Noon Hour Book Discussion Group


The Noon Book Group meets at the Springfield City Library, 220 State Street in the lower level Community Room on the second Tuesday of each month from noon to 1:00 p.m. Newcomers are always welcome. Ask for a copy of the book at the Second Level (Rotunda) Circulation Desk. Copies of each book are kept at the desk during the month prior to the selection discussion.

For further information, contact Chris at 413-263-6828 ext. 442 or email: ckasputis@springfieldlibrary.org.

Reading Selections for 2012

 

January 10 – My Name is Mary Sutter by Robin Oliveira 2010 (fiction)

Traveling to civil War-era Washington, D.C. , to tend wounded soldiers and pursue her dream of becoming a surgeon, headstrong midwife Mary receives guidance from two smitten doctors and resists her mother's pleas for her to return home.

February 14 – Russian Winter by Daphne Kalotay 2010 (fiction)

Former Bolshoi ballerina Nina Revskaya auctions off her jewelry collection and becomes overwhelmed by memories of her homeland, the friends she left behind amidst Stalinist aggression, and the dark secret that brought her to a new life in Boston.

March 13 – Clara and Mr. Tiffany by Susan Vreeland 2011 (fiction)
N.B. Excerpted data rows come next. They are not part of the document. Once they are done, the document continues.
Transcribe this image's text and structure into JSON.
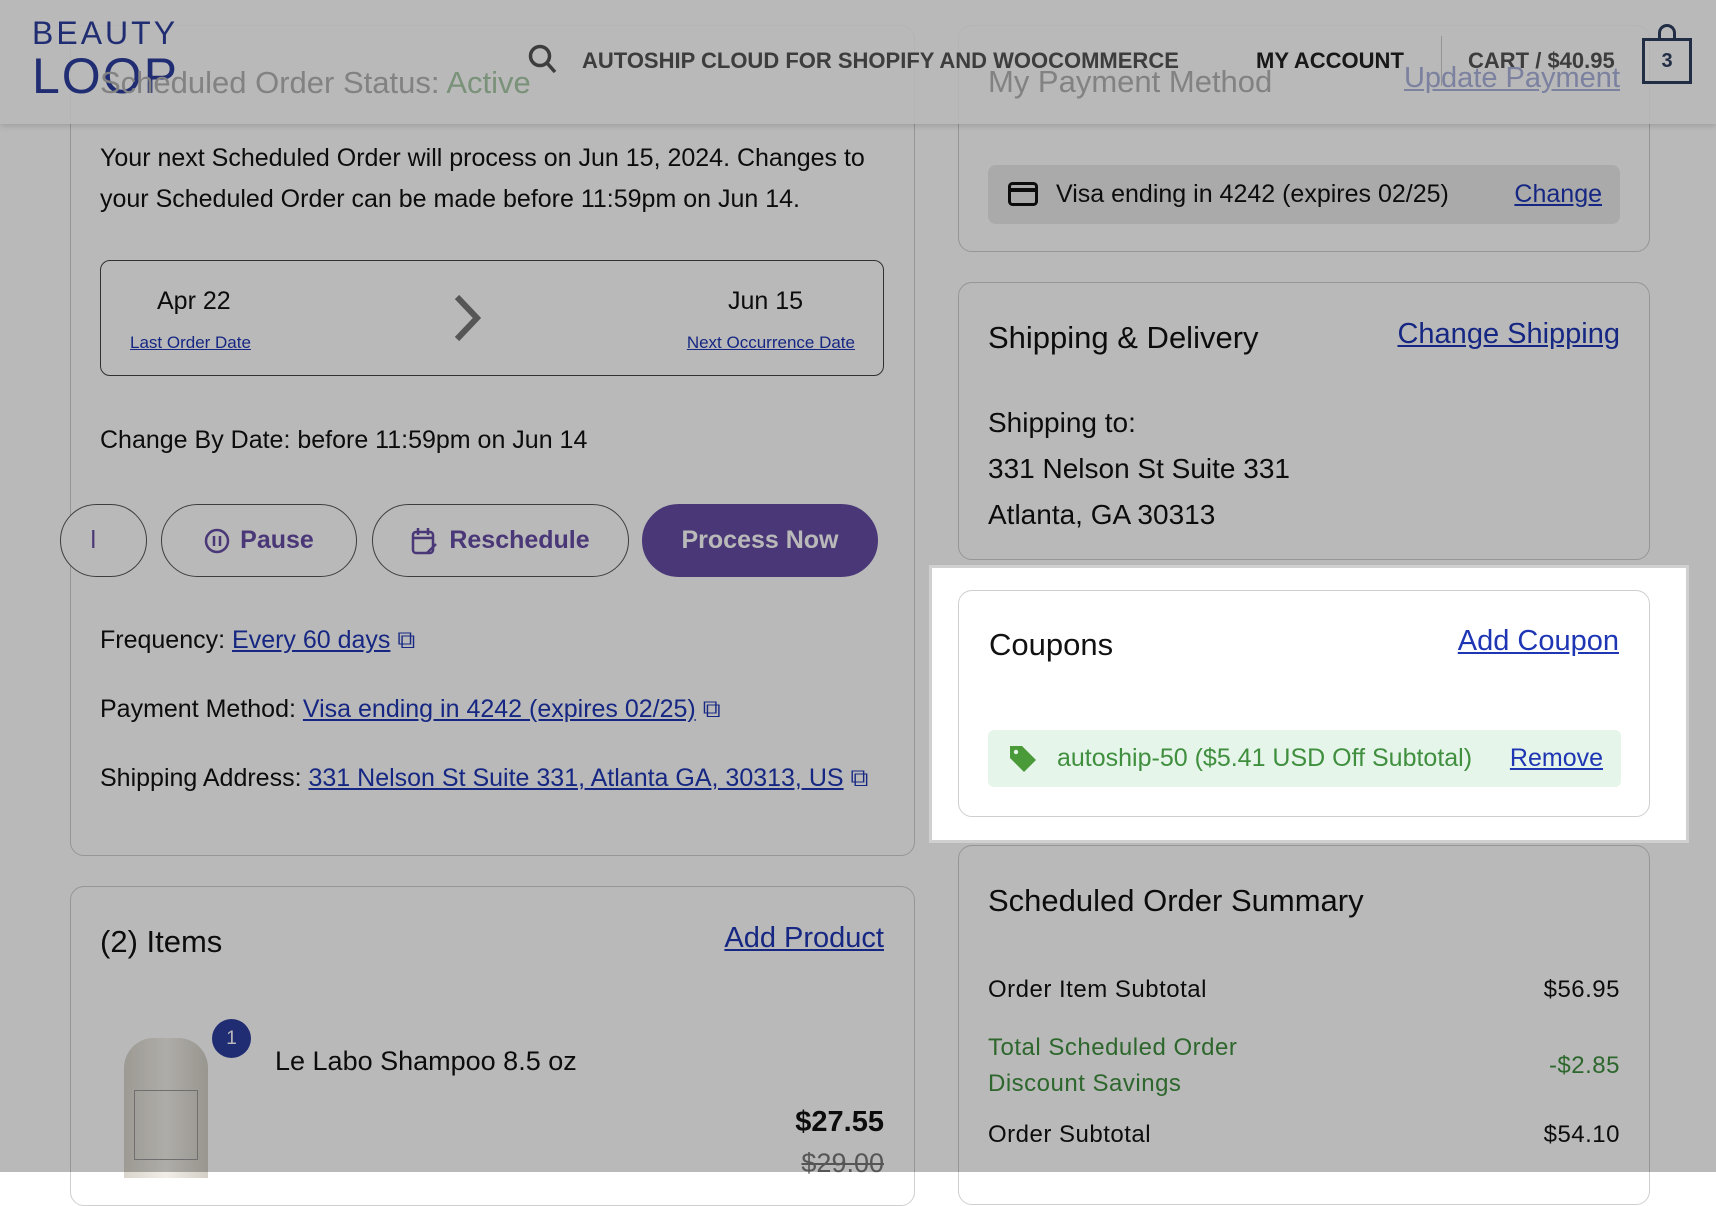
{
  "header": {
    "logo_top": "BEAUTY",
    "logo_bottom": "LOOP",
    "nav": [
      "AUTOSHIP CLOUD FOR SHOPIFY AND WOOCOMMERCE",
      "MY ACCOUNT"
    ],
    "cart_label": "CART / $40.95",
    "cart_count": "3",
    "search_icon": "search-icon"
  },
  "status": {
    "label": "Scheduled Order Status: ",
    "value": "Active",
    "notice": "Your next Scheduled Order will process on Jun 15, 2024. Changes to your Scheduled Order can be made before 11:59pm on Jun 14.",
    "last_date": "Apr 22",
    "last_label": "Last Order Date",
    "next_date": "Jun 15",
    "next_label": "Next Occurrence Date",
    "change_by": "Change By Date: before 11:59pm on Jun 14",
    "buttons": {
      "partial": "l",
      "pause": "Pause",
      "reschedule": "Reschedule",
      "process": "Process Now"
    },
    "frequency_label": "Frequency:",
    "frequency_value": "Every 60 days",
    "payment_label": "Payment Method:",
    "payment_value": "Visa ending in 4242 (expires 02/25)",
    "shipping_label": "Shipping Address:",
    "shipping_value": "331 Nelson St Suite 331, Atlanta GA, 30313, US"
  },
  "items": {
    "title": "(2) Items",
    "add": "Add Product",
    "list": [
      {
        "qty": "1",
        "name": "Le Labo Shampoo 8.5 oz",
        "price": "$27.55",
        "original_price": "$29.00"
      }
    ]
  },
  "payment": {
    "title": "My Payment Method",
    "update": "Update Payment",
    "card": "Visa ending in 4242 (expires 02/25)",
    "change": "Change"
  },
  "shipping": {
    "title": "Shipping & Delivery",
    "change": "Change Shipping",
    "to": "Shipping to:",
    "line1": "331 Nelson St Suite 331",
    "line2": "Atlanta, GA 30313"
  },
  "coupons": {
    "title": "Coupons",
    "add": "Add Coupon",
    "code": "autoship-50 ($5.41 USD Off Subtotal)",
    "remove": "Remove"
  },
  "summary": {
    "title": "Scheduled Order Summary",
    "rows": [
      {
        "label": "Order Item Subtotal",
        "value": "$56.95"
      },
      {
        "label1": "Total Scheduled Order",
        "label2": "Discount Savings",
        "value": "-$2.85"
      },
      {
        "label": "Order Subtotal",
        "value": "$54.10"
      }
    ]
  },
  "colors": {
    "accent": "#664da5",
    "link": "#1e36b4",
    "green": "#3f8f3f",
    "overlay_bg": "#b9b9b9"
  }
}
Hoping to honor his father and the family business with innovative glass designs, Louis Comfort Tiffany launches the iconic Tiffany lamp as designed by women's division head Clara Driscoll, who struggles with the mass production of her creations.
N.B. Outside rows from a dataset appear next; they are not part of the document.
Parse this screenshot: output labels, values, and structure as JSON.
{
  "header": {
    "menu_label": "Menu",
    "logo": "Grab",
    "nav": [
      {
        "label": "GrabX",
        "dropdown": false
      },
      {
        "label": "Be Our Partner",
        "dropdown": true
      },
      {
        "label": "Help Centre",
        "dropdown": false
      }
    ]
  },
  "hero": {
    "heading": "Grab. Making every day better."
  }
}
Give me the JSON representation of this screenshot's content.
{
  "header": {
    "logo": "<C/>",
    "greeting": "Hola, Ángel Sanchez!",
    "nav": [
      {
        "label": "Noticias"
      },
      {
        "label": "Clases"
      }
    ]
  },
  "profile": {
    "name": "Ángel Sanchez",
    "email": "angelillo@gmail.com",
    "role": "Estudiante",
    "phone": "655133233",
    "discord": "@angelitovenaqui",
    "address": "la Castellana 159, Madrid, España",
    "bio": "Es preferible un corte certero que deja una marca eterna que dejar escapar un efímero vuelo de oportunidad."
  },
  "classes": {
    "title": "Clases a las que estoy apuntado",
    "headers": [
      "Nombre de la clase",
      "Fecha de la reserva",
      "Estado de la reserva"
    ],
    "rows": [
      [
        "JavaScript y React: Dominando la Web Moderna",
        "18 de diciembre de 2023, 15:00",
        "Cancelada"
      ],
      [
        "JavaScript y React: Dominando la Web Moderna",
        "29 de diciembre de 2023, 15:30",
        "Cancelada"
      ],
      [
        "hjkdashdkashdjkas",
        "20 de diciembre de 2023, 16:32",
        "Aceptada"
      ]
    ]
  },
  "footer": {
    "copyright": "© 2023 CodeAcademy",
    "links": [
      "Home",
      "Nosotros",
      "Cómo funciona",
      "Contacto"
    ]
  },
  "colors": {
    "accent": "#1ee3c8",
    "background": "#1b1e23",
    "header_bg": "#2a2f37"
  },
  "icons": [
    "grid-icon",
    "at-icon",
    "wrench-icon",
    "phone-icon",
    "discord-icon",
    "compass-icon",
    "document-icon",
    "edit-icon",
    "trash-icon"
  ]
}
April 10 – When the Killing's Done by T.C. Boyle 2011 (fiction)

Traces an incrementally violent confrontation between a National Park Service biologist who would eradicate invasive wildlife on the Channel Islands and two locals who are fiercely opposed to the killing of any creatures.
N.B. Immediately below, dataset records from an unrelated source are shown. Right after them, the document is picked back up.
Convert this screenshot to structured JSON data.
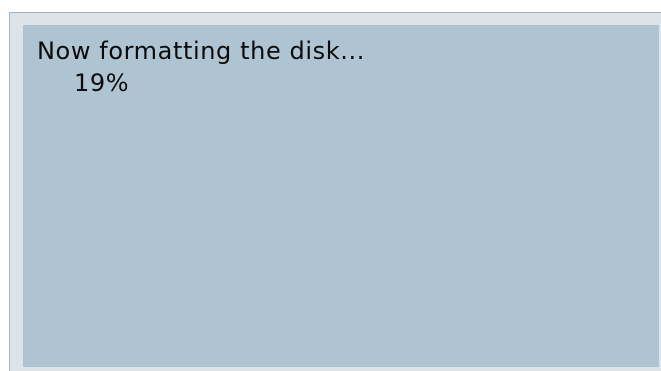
{
  "dialog": {
    "message": "Now formatting the disk...",
    "progress_label": "19%",
    "progress_value": 0.19
  },
  "colors": {
    "frame": "#dde4e9",
    "screen": "#afc4d2",
    "text": "#0b0b0b"
  }
}
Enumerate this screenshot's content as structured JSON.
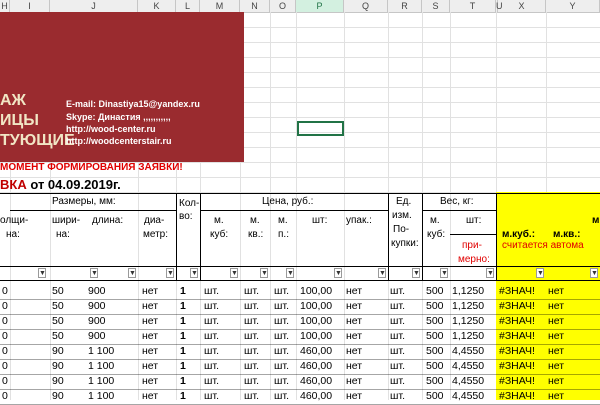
{
  "columns": [
    "H",
    "I",
    "J",
    "K",
    "L",
    "M",
    "N",
    "O",
    "P",
    "Q",
    "R",
    "S",
    "T",
    "U",
    "X",
    "Y"
  ],
  "banner": {
    "big_lines": [
      "АЖ",
      "ИЦЫ",
      "ТУЮЩИЕ"
    ],
    "email": "E-mail: Dinastiya15@yandex.ru",
    "skype": "Skype: Династия ,,,,,,,,,,,",
    "site1": "http://wood-center.ru",
    "site2": "http://woodcenterstair.ru",
    "color": "#9a2b2f"
  },
  "notice": "МОМЕНТ ФОРМИРОВАНИЯ ЗАЯВКИ!",
  "order": {
    "prefix": "ВКА",
    "date_text": " от 04.09.2019г."
  },
  "headers": {
    "sizes": "Размеры, мм:",
    "thickness": [
      "олщи-",
      "на:"
    ],
    "width": [
      "шири-",
      "на:"
    ],
    "length": "длина:",
    "diameter": [
      "диа-",
      "метр:"
    ],
    "qty": [
      "Кол-",
      "во:"
    ],
    "price": "Цена, руб.:",
    "m_cub": [
      "м.",
      "куб:"
    ],
    "m_kv": [
      "м.",
      "кв.:"
    ],
    "m_p": [
      "м.",
      "п.:"
    ],
    "pcs": "шт:",
    "pack": "упак.:",
    "unit": [
      "Ед.",
      "изм.",
      "По-",
      "купки:"
    ],
    "weight": "Вес, кг:",
    "w_mcub": [
      "м.",
      "куб:"
    ],
    "w_pcs": "шт:",
    "approx": [
      "при-",
      "мерно:"
    ],
    "auto": "считается автома",
    "y_mcub": "м.куб.:",
    "y_mkv": "м.кв.:",
    "y_last": "м"
  },
  "rows": [
    [
      "0",
      "50",
      "900",
      "нет",
      "1",
      "шт.",
      "шт.",
      "шт.",
      "100,00",
      "нет",
      "шт.",
      "500",
      "1,1250",
      "#ЗНАЧ!",
      "нет",
      "нет"
    ],
    [
      "0",
      "50",
      "900",
      "нет",
      "1",
      "шт.",
      "шт.",
      "шт.",
      "100,00",
      "нет",
      "шт.",
      "500",
      "1,1250",
      "#ЗНАЧ!",
      "нет",
      "нет"
    ],
    [
      "0",
      "50",
      "900",
      "нет",
      "1",
      "шт.",
      "шт.",
      "шт.",
      "100,00",
      "нет",
      "шт.",
      "500",
      "1,1250",
      "#ЗНАЧ!",
      "нет",
      "нет"
    ],
    [
      "0",
      "50",
      "900",
      "нет",
      "1",
      "шт.",
      "шт.",
      "шт.",
      "100,00",
      "нет",
      "шт.",
      "500",
      "1,1250",
      "#ЗНАЧ!",
      "нет",
      "нет"
    ],
    [
      "0",
      "90",
      "1 100",
      "нет",
      "1",
      "шт.",
      "шт.",
      "шт.",
      "460,00",
      "нет",
      "шт.",
      "500",
      "4,4550",
      "#ЗНАЧ!",
      "нет",
      "нет"
    ],
    [
      "0",
      "90",
      "1 100",
      "нет",
      "1",
      "шт.",
      "шт.",
      "шт.",
      "460,00",
      "нет",
      "шт.",
      "500",
      "4,4550",
      "#ЗНАЧ!",
      "нет",
      "нет"
    ],
    [
      "0",
      "90",
      "1 100",
      "нет",
      "1",
      "шт.",
      "шт.",
      "шт.",
      "460,00",
      "нет",
      "шт.",
      "500",
      "4,4550",
      "#ЗНАЧ!",
      "нет",
      "нет"
    ],
    [
      "0",
      "90",
      "1 100",
      "нет",
      "1",
      "шт.",
      "шт.",
      "шт.",
      "460,00",
      "нет",
      "шт.",
      "500",
      "4,4550",
      "#ЗНАЧ!",
      "нет",
      "нет"
    ]
  ],
  "filter_glyph": "▼",
  "accent_yellow": "#ffff00",
  "accent_red": "#e00000"
}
May 8 – The Story of Beautiful Girl by Rachel Simon 2011 (fiction)

A novel about a woman who can't speak, a man who is deaf, and a widow who finds herself suddenly caring for a newborn baby.

June 12 – Caleb's Crossing by Geraldine Brooks 2011 (fiction)

In 1660 on Martha's Vineyard in the settlement of Great Harbor, fifteen-year-old Bethia Mayfield lives with her pastor father; her brother, Makepeace; and her sister, Solace. She yearns after an education that is closed to her by her gender.

July 10 – Cocktail Hour Under the Tree of Forgetfulness by Alexandra Fuller 2011 (memoir)

This is a candid, heartfelt, and humorous memoir from the author. This follow-up to Don't Let's Go to the Dogs Tonight tells the story of her parents. Her mother was born on a Scottish island and raised in Kenya, while her father, Tim, endured an impoverished childhood in England. They move from country to country but finally return to their African homeland.

August 14 – City of Veils by Zoe Ferraris 2010 (fiction)

After the body of a brutally beaten woman is found on a beach in Saudi Arabia, Detective Osama Ibrahim, along with the help of female coroner Katya and her friend Nayir, discovers that the victim was a controversial filmmaker and must discern who wanted her dead.

September 11 – Last Man in Tower by Aravind Adiga 2011 (fiction)

Refusing to leave his home when a powerful real-estate developer offers to buy out the residents of a crumbling apartment complex near the infamous Dharavi slums, a retired schoolteacher becomes a target of violence by the developer and his own neighbors.

October 9 - (to be announced)

November 13 – The Ghost at the Table by Suzanne Berne 2006 (fiction)

Thanksgiving at the New England home of the second of three sisters marks a reunion between the three Fiske sisters and their long-estranged father, in a portrait of the unraveling of a family.

December 11 - The Hunger Games by Suzanne Collins 2008 (fiction)

In a future North America, where the rulers of Panem maintain control through an annual televised survival competition pitting young people from each of the twelve districts against one another, sixteen-year-old Katniss's skills are put to the test when she voluntarily takes her younger sister's place.